Last week’s Parliamentary Budget report shows that the average income-tax take is 25.5 per cent, the highest this century.
Income tax will represent 50 per cent of government revenue by early next decade, unless something is done. The portion of tax on capital and company tax will fall.
But what is to be done? The legislated Stage Three tax cuts are skewed in favour of people on high incomes. They should be re-worked and the planned elimination of a middle tax bracket removed. It is unfair that someone on $40,000 will be paying the same marginal rate as someone on $199,000.

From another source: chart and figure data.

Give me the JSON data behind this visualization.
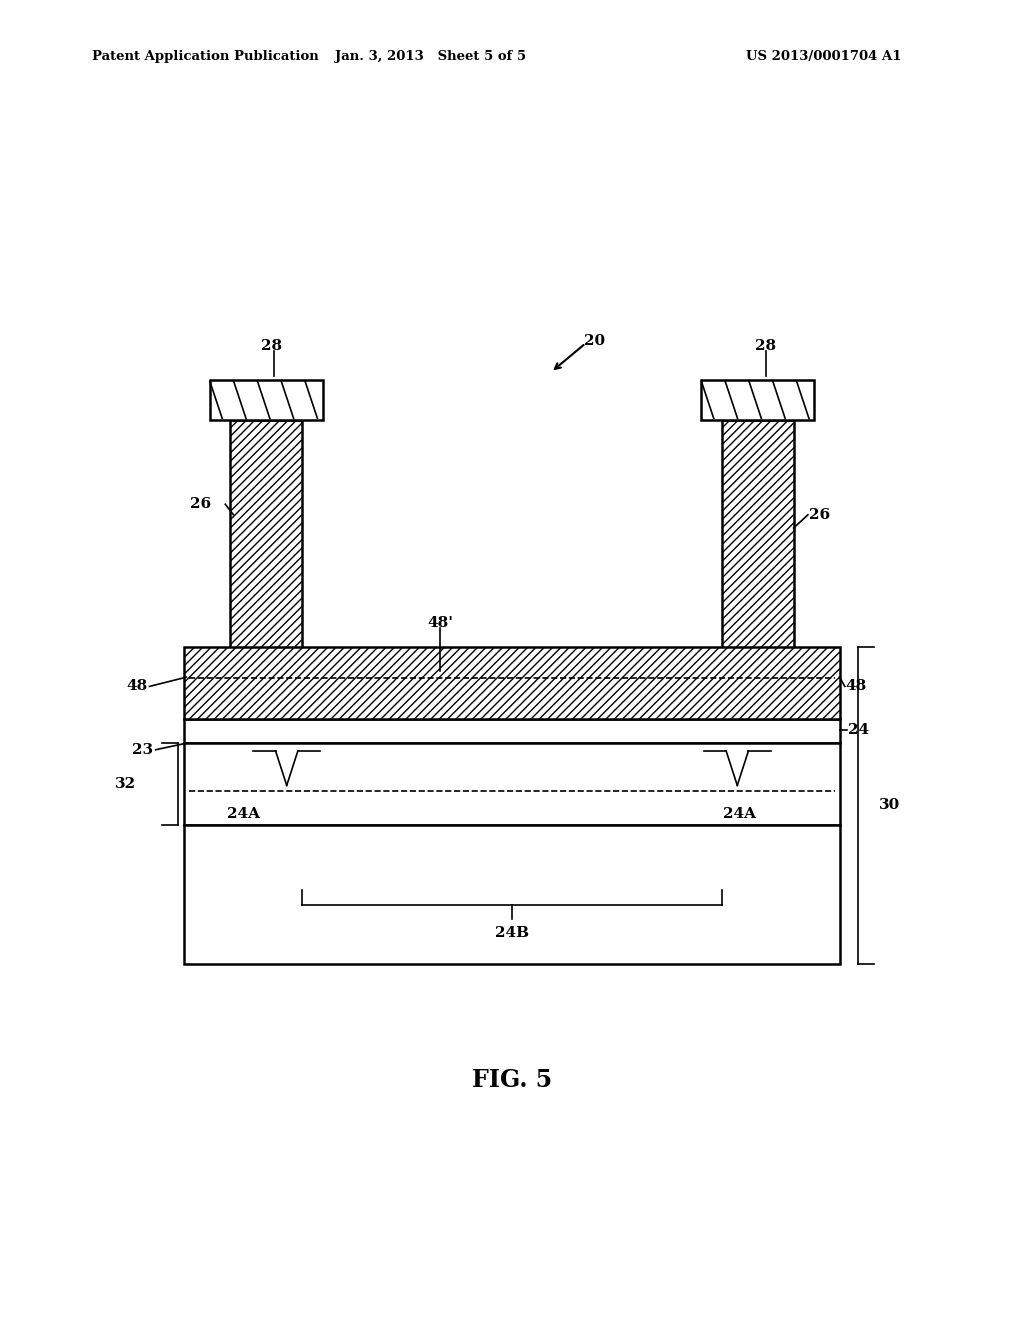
{
  "bg_color": "#ffffff",
  "header_left": "Patent Application Publication",
  "header_mid": "Jan. 3, 2013   Sheet 5 of 5",
  "header_right": "US 2013/0001704 A1",
  "fig_label": "FIG. 5"
}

Again, intergenerational unfairness crops up. So does tax efficiency. To deal with both, the Government should introduce an automatic, say, $3000 deduction for work expenses, in effect a tax cut. It would wipe out the need for millions of Australian wage and salary earners to do tax returns and free up ATO resources for better pickings.
The ATO’s data-matching systems are very thorough. They can pick up the routine deductions and income: interest payments from banks, share dividends, and health insurance. And could be tweaked to pick up charitable donations.
Those few wage and salary earners who have higher than $3000 in work expenses could do a return backed with their receipts.
It would require a rebalancing of the tax system, with lower income taxes and higher taxes on capital and consumption. Less of the burden should fall on working young people and more on older people who get their income from capital built up in part by generous tax concessions on property, shares and superannuation.
The trouble is that increasing the tax take on incomes is easy for governments. They just have to do nothing and let inflation move more people into higher tax brackets or into the first tax bracket of 19 per cent which cuts in at $18,200.
But tackling superannuation, property, and shares requires legislation and facing well-heeled campaigns against it, as Labor found out in 2019. Tackling the unfair Stage Three tax cuts which were legislated before covid, will face similar opposition.
But that was 2019 this is 2023. The big lesson from the 2022 election and the Ashton by-election surely is that younger and female voters are responding to politicians who want greater fairness, transparency and security.
It should give the Government some confidence to move the tax base and weed out all the rorts and special treatments for the richly undeserving, and turn its attention to public health and public education – treating them as investments, not some threat to the precious surplus.
In a society like ours where by and large we do not allow people to die in a ditch from ill-health or lack of educational opportunity, ultimately the Government picks up the tab. It makes sense, therefore, that we improve primary health case and public education to avoid later costs.
This article first appeared in The Canberra Times and other Australian media on 4 July 2023.
Crispin Hull is a former editor of The Canberra Times and regular columnist.